TRANSIÇÃO ENERGÉTICA

Com jogo de empurra, SP está longe de meta de ônibus elétricos

Plano da Prefeitura prevê ampliar frota elétrica para 2,9 mil veículos até 2028, enquanto lei de mudança climática da cidade prevê necessidade de 6 mil ônibus

Com jogo de empurra, SP está longe de meta de ônibus elétricos

São Paulo é a quarta cidade mais poluidora do Brasil, atrás apenas de municípios amazônicos que sofrem com desmatamento – responsável por metade das emissões de gases de efeito estufa do país. Conhecida como “motor” da economia brasileira, o município tem justamente a queima de combustíveis como a principal fonte de emissões. 

Parte do problema está na frota de ônibus, que usa principalmente o diesel. Uma solução, porém, já foi endereçada (pelo menos no papel): a troca gradual dos veículos por modelos menos poluentes, como os elétricos, o que está previsto na Lei de Mudanças Climáticas do município, de 2009. 

Mas 15 anos depois o jogo de empurra-empurra entre Prefeitura, operadores de linhas e a concessionária de energia elétrica Enel resultou em resultados fracos. 

Um dos principais marcos da legislação é a necessidade de redução de 50% das emissões de carbono na frota de ônibus.
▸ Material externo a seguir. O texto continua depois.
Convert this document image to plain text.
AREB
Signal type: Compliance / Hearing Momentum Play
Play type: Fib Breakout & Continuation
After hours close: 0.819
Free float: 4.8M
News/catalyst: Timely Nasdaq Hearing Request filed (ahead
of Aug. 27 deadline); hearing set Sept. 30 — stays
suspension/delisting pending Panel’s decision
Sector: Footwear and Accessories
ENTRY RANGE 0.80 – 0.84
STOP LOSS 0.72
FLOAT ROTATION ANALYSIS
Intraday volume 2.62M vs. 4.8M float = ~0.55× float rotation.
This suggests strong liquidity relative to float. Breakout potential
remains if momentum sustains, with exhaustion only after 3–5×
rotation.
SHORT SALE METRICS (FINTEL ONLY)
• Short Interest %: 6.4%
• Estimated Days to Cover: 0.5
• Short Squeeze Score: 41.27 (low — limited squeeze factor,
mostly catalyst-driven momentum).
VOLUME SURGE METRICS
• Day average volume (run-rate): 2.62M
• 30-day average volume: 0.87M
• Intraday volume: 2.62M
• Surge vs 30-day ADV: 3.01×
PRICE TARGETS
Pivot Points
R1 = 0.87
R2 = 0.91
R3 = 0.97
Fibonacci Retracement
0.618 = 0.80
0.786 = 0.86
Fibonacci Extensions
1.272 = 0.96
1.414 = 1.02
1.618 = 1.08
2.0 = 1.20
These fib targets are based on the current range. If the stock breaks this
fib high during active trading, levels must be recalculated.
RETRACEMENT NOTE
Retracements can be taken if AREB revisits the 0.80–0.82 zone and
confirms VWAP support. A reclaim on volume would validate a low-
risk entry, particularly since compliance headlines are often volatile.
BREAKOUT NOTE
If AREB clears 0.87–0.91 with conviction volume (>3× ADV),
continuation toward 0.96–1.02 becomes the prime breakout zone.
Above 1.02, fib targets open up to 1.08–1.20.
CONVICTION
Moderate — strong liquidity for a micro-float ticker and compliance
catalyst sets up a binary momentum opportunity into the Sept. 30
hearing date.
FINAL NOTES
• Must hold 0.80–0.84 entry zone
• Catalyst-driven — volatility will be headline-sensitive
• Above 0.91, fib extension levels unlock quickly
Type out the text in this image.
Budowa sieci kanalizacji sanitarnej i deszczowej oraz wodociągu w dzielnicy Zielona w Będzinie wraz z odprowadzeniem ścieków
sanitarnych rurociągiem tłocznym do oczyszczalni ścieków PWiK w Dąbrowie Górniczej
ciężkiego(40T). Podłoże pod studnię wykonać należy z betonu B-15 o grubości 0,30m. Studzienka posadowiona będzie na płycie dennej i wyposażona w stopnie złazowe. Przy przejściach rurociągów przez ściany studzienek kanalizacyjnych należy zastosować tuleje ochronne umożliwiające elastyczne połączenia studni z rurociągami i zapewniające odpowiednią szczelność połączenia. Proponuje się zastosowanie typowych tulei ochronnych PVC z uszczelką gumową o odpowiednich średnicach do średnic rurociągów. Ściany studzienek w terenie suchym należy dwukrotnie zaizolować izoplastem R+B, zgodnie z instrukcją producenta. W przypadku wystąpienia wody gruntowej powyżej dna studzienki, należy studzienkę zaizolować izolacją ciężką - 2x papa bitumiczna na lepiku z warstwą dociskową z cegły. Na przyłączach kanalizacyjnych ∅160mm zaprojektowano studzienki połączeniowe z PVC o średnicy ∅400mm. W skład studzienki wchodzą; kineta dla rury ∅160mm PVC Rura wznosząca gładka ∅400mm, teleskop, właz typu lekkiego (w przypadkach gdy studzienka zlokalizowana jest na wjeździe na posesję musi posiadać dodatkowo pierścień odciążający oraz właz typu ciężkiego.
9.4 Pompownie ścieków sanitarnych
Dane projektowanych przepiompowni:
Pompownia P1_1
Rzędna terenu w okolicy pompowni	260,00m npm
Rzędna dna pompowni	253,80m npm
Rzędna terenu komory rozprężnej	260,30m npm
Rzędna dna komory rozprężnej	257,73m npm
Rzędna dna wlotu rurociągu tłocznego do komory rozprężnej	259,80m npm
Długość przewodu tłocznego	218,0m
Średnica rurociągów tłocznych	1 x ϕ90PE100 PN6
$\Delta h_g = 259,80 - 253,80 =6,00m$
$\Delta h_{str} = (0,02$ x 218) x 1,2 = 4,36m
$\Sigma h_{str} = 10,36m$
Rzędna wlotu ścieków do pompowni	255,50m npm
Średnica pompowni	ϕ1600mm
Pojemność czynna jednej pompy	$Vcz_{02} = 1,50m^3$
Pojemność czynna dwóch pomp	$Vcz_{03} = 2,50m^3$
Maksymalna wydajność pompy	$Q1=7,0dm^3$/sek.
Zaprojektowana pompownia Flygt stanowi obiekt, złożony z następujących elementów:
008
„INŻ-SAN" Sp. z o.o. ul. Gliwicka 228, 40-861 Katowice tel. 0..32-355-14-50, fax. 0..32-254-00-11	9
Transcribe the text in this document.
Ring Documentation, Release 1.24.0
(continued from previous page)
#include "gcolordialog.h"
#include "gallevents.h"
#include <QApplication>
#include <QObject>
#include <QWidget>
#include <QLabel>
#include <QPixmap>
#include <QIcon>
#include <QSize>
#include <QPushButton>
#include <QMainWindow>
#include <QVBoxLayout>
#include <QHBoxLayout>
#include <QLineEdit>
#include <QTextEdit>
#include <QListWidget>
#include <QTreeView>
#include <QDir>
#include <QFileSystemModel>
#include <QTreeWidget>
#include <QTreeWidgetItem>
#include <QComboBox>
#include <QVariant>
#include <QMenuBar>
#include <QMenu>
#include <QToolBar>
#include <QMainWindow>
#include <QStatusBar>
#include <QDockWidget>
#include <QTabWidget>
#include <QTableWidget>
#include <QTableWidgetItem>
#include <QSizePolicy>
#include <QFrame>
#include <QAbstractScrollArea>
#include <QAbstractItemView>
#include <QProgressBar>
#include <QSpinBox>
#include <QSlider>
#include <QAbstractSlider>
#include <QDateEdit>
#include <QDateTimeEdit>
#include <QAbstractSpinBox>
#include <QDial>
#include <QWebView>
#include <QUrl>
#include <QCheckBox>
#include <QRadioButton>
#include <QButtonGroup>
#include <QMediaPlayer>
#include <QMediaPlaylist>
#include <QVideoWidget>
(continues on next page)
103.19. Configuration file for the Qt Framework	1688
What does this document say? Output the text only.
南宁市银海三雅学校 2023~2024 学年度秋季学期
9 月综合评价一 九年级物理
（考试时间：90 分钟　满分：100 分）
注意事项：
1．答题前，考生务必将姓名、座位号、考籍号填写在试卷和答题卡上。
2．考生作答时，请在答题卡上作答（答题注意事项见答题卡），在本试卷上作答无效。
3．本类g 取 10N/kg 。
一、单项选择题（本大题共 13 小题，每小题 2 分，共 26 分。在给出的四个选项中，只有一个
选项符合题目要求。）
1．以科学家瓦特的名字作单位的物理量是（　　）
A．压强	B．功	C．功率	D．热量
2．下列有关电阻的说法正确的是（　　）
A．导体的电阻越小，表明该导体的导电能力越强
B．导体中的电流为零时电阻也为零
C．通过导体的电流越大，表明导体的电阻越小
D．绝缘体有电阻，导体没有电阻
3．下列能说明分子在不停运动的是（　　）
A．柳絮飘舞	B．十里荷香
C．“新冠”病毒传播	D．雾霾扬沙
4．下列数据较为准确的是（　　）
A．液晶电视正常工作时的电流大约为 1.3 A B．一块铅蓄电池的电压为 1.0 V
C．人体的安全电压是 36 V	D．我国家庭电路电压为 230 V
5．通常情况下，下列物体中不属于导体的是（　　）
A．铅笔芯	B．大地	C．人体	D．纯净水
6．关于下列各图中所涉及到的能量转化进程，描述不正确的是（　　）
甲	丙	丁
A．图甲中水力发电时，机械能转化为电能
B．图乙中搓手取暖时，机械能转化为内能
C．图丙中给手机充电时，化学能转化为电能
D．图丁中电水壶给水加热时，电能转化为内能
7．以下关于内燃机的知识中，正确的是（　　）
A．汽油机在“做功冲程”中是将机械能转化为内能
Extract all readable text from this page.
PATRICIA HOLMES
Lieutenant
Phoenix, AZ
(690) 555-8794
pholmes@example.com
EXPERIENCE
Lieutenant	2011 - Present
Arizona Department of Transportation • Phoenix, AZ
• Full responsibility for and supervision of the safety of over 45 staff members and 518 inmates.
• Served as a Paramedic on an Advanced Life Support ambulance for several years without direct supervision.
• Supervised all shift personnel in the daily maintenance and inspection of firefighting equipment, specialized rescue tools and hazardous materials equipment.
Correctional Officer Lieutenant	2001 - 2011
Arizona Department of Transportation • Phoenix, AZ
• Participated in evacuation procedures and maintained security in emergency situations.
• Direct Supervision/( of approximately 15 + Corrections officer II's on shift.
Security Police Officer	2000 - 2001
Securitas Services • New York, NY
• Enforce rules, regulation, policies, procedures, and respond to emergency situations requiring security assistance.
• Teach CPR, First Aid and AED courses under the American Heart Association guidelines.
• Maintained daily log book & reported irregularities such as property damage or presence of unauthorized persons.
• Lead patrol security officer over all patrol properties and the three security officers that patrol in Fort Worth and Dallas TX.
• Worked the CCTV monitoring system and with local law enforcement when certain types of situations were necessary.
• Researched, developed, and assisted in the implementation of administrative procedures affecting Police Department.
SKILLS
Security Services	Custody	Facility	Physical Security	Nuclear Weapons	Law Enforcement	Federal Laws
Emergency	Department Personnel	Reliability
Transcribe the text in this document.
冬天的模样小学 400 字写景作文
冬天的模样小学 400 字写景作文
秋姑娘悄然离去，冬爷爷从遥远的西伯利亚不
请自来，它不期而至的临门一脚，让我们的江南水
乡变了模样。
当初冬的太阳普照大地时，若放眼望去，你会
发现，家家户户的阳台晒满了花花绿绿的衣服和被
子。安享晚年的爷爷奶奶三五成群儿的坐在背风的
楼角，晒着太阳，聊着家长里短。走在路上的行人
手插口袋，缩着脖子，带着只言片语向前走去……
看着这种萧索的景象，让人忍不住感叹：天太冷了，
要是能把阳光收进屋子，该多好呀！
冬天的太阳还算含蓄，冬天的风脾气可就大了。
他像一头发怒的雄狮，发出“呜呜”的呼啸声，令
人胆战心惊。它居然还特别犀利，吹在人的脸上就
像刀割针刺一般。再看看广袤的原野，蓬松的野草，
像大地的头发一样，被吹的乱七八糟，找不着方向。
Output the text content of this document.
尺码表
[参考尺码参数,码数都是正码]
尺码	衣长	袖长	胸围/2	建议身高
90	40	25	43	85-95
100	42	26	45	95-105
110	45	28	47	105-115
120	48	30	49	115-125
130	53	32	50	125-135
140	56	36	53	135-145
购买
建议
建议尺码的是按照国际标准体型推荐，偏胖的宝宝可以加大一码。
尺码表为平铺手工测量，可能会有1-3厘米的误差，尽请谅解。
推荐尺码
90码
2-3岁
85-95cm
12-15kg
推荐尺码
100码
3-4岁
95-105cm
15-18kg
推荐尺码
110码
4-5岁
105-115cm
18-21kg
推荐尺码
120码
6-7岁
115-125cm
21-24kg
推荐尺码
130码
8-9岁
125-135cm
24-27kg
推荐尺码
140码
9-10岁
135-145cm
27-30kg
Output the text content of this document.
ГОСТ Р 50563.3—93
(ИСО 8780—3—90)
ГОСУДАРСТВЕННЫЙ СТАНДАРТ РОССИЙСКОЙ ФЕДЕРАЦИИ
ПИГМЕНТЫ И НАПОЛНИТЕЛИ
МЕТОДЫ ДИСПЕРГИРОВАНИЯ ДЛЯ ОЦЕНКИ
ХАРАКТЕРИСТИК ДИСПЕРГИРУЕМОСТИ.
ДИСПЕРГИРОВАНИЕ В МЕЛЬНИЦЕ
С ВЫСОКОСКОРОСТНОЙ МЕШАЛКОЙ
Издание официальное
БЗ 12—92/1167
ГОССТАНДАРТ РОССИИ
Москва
Isso se traduziu, nas metas do executivo, em renovação de 50% da frota até 2028, o que somaria pouco mais de 6 mil veículos. A três anos do prazo, hoje a cidade tem apenas 728 ônibus elétricos (527 a bateria e 201 trólebus), cerca de 5% do total. E, pelos planos oficiais, a cidade não vai chegar nem na metade da meta.

A gestão do atual prefeito Ricardo Nunes (MDB) divulgou na última semana sua primeira versão do Plano de Metas deste mandato com o compromisso de entregar 2.200 ônibus elétricos ou de baixa emissão até o ano de 2028.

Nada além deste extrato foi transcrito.